Kobanê Davası: Karşımızda DAİŞ vahşetini yok sayan bir iddianame var
- 12:54 2 Eylül 2022
- Hukuk
ANKARA - Kobanê Siyasi Soykırım Davası’nda konuşan HDP eski MYK üyesi Dilek Yağlı, “DAİŞ’in vahşetini yok sayan bir iddianameyle karşı karşıya olduklarına” dikkat çekerken, “Böyle bir partiyi ya da bizleri talimat kavramıyla bir araya getirmek akla sığmaz” dedi.
DAİŞ’in Kobanê’ye yönelik saldırıları üzerine 6-8 Ekim 2014’te gerçekleşen protesto eylemleri gerekçe gösterilerek aralarında Halkların Demokratik Partisi (HDP) eski eş genel başkanları, Merkez Yürütme Kurulu (MYK) üyelerinin de bulunduğu 21’i tutuklu 108 ismin yargılandığı Kobanê Siyasi Soykırım Davası’nın 16’ncı duruşması, 4'üncü oturumuyla Sincan Cezaevi Kampüsü’nde görülmeye devam ediyor.
Ankara 22’nci Ağır Ceza Mahkemesi heyeti tarafından görülen davanın duruşmasına HDP’li milletvekillerinin yanı sıra çok sayıda avukat ile izleyici katıldı. Sincan Cezaevi'nde tutulan siyasetçiler duruşma salonunda hazır bulunurken, farklı cezaevlerinde bulunan siyasetçiler ise Ses ve Görüntü Bilişim Sistemi (SEGBİS) aracılığıyla duruşmaya bağlandı.
Kimlik tespitinin ardından dosyaya eklenen evrakların okunmasıyla başlayan oturum, HDP eski MYK üyesi Dilek Yağlı’nın savunmasıyla devam etti.
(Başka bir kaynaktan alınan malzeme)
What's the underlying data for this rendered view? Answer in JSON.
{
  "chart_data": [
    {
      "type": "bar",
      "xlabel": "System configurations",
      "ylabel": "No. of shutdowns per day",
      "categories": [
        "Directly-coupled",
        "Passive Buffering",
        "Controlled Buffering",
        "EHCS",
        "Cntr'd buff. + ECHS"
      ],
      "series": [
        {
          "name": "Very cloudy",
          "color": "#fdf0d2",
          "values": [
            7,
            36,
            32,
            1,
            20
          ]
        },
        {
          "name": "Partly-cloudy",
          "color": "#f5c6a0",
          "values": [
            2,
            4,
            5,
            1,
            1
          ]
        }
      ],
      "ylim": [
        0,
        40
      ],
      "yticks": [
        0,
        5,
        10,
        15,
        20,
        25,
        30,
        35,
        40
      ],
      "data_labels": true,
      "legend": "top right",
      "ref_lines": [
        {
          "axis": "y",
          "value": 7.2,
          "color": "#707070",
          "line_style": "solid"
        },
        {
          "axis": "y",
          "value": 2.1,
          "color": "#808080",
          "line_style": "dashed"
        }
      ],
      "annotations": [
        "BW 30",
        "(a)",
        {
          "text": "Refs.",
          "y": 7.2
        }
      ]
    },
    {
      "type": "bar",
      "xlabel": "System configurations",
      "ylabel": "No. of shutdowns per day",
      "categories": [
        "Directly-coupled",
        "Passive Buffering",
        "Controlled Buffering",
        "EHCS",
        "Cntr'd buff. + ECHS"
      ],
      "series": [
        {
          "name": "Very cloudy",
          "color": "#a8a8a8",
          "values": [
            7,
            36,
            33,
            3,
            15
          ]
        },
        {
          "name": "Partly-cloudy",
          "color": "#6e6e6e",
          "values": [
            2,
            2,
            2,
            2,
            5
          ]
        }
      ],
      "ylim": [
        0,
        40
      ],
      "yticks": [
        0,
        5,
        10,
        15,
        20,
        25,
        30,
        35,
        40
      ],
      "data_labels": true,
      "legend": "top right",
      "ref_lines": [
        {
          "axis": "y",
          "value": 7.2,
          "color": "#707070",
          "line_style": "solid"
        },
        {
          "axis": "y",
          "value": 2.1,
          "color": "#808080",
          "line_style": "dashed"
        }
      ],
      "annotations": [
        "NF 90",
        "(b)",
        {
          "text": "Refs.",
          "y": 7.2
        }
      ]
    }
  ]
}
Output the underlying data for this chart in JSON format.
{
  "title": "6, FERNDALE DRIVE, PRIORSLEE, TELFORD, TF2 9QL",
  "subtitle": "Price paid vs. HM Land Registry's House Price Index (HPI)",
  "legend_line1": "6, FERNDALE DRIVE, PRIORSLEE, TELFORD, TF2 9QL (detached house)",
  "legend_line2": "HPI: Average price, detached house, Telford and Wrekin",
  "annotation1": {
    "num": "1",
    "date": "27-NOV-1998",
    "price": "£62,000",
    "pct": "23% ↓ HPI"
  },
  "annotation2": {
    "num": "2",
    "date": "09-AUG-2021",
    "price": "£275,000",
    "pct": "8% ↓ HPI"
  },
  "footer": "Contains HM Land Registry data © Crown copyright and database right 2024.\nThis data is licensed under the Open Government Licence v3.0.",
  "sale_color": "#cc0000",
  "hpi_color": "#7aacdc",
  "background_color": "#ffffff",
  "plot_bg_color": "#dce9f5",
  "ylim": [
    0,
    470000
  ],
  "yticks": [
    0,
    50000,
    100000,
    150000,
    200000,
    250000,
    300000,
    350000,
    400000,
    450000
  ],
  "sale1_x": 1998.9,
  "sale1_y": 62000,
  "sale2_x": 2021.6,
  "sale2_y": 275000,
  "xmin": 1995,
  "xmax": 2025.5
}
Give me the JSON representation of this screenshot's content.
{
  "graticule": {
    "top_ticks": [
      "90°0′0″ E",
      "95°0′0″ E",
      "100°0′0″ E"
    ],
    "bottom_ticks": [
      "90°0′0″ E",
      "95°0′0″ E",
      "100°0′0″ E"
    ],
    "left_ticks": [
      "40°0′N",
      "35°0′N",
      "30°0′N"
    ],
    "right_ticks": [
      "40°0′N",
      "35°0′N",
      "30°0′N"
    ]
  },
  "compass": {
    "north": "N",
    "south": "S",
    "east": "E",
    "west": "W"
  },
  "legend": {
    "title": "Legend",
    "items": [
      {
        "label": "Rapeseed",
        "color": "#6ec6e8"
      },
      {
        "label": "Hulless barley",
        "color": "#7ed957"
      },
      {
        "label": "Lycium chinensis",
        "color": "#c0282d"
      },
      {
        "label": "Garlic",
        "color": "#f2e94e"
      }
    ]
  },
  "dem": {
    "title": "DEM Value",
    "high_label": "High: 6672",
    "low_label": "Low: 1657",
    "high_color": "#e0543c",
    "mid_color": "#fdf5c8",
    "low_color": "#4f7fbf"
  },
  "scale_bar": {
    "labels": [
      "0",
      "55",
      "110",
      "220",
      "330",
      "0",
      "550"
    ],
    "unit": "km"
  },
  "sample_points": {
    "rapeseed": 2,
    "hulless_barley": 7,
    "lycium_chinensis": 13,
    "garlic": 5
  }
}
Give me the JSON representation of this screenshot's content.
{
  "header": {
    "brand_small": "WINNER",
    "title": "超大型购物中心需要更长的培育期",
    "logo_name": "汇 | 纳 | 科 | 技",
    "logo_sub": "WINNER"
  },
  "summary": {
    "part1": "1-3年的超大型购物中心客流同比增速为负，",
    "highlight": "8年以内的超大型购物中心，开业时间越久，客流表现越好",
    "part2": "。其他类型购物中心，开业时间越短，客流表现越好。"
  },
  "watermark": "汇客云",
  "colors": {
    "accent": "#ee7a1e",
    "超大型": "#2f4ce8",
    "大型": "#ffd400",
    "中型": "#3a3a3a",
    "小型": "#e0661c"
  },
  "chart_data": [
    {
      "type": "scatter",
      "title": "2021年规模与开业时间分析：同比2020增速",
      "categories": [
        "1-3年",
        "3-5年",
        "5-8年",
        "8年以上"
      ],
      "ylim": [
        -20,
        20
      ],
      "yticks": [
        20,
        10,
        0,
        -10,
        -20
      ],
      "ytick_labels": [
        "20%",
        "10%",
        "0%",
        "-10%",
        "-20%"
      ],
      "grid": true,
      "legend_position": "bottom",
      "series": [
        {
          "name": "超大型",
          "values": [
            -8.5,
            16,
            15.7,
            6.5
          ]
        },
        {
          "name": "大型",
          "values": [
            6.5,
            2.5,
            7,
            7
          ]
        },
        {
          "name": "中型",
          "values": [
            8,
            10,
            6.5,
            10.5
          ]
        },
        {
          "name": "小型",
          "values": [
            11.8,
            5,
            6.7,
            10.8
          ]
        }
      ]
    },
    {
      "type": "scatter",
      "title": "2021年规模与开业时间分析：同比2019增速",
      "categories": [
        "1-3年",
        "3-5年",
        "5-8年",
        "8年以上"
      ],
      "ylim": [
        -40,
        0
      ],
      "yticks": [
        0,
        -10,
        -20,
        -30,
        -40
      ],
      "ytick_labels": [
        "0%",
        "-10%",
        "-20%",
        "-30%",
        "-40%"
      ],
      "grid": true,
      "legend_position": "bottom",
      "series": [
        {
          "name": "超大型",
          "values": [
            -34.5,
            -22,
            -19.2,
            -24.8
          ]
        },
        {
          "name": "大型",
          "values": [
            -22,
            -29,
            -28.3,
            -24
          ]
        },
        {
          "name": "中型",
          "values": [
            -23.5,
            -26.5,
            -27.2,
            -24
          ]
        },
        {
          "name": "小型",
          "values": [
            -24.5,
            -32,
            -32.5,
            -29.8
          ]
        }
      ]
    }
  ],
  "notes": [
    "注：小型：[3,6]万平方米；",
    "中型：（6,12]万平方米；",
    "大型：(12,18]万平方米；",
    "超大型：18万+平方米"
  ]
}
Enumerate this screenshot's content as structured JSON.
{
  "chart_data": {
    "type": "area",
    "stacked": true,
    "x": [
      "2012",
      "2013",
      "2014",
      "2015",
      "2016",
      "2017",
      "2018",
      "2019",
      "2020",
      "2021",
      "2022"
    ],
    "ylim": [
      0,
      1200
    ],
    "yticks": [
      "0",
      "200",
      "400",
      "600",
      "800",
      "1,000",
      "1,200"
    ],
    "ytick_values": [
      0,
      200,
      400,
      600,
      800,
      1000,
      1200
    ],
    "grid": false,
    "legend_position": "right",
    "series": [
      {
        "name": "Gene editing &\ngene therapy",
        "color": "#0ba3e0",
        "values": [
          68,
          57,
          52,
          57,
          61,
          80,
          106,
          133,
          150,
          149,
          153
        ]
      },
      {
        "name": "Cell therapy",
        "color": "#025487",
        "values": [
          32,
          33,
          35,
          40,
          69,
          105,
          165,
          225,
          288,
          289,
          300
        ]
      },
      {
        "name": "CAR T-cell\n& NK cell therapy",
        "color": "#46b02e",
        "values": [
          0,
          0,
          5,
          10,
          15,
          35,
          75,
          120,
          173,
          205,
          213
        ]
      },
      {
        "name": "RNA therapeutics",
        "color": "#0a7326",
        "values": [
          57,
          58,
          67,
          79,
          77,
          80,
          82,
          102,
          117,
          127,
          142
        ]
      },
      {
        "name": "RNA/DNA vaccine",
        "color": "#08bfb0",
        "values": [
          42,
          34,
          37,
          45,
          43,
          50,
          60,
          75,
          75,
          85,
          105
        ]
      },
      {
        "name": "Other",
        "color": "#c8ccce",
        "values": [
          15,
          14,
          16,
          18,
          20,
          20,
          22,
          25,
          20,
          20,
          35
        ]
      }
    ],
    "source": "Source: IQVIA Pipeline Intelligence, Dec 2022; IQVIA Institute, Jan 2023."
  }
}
‘DAİŞ vahşetini yok sayan bir iddianame’
Konuşmasına 2014’ten bu yana aleyhinde elde edilen herhangi bir delil bulunmadığını belirterek başlayan Dilek, “İddianame her şey 6 Ekim’de başlamış gibi bir kurguya sahip. Ne DAİŞ saldırıları 6 Ekim’de başladı ne de buna karşı yapılan çağrılar 6 Ekim’de başladı. O günün tablosunu bugünün kurgusuyla görmeye çalışırsak iddianamenin ortaya koyduğu algının dışına çıkmak mümkün değil. Bir yerde çatışma varsa çözüm de vardır ancak iktidarlar güç zehirlenmesiyle bu çatışmaları kendine çıkış olarak görebilir. Mahkemeden talebimiz hukukun temel ilkelerine sarılmasıdır. Önümüzde o dönemi ve DAİŞ vahşetini yok sayan bir iddianame var” dedi.
‘HDP bir çatı oluşumudur’
Üyesi bulunduğu süreçte tüm MYK toplantılarına katıldığını aktaran Dilek, “Biz parti içi demokrasiye sahip olduğumuz için HDP’de siyaset yapan insanlarız. Bizin toplantılarımızda bırakın dışarıdan bir gücün kendi içimizde bile talimatvari konuşulmaz. Çok farklı kesimlerin içinde bulunduğu HDP bir çatı oluşumdur. HDP’yi değerli kılan da budur. Antikapitalist Müslümanlardan tutun feministlere kadar pek çok kişinin kendisini HDP’de ifade etme tercihinin temelinde bu yatıyor. Böyle bir partiyi ya da bizleri talimat kavramıyla bir araya getirmek akla sığmaz. İddianamede yer alan bu yönlü tanık beyanlarına bu nedenle karşı çıkıyorum” ifadelerinde bulundu.
‘Êzidîler ilk fermanı yaşamadı’
Beyanlarında Êzidîlere yönelik saldırılara da işaret eden Dilek, DAİŞ’in Şengal’e başlayan saldırısından sonra Kobanê’ye yönelmesi sonrası müthiş bir dayanışma kurulduğuna dikkat çekerken, “Êzidîler 2014’te ilk fermanlarını yaşamadılar. Hala katliamların travmatik etkilerini atlatamadılar. Normal bir dünya vatandaşı böylesi bir vahşete ses çıkarmaz mı” diye sordu.
Duruşmaya 14.00’e kadar ara verildi.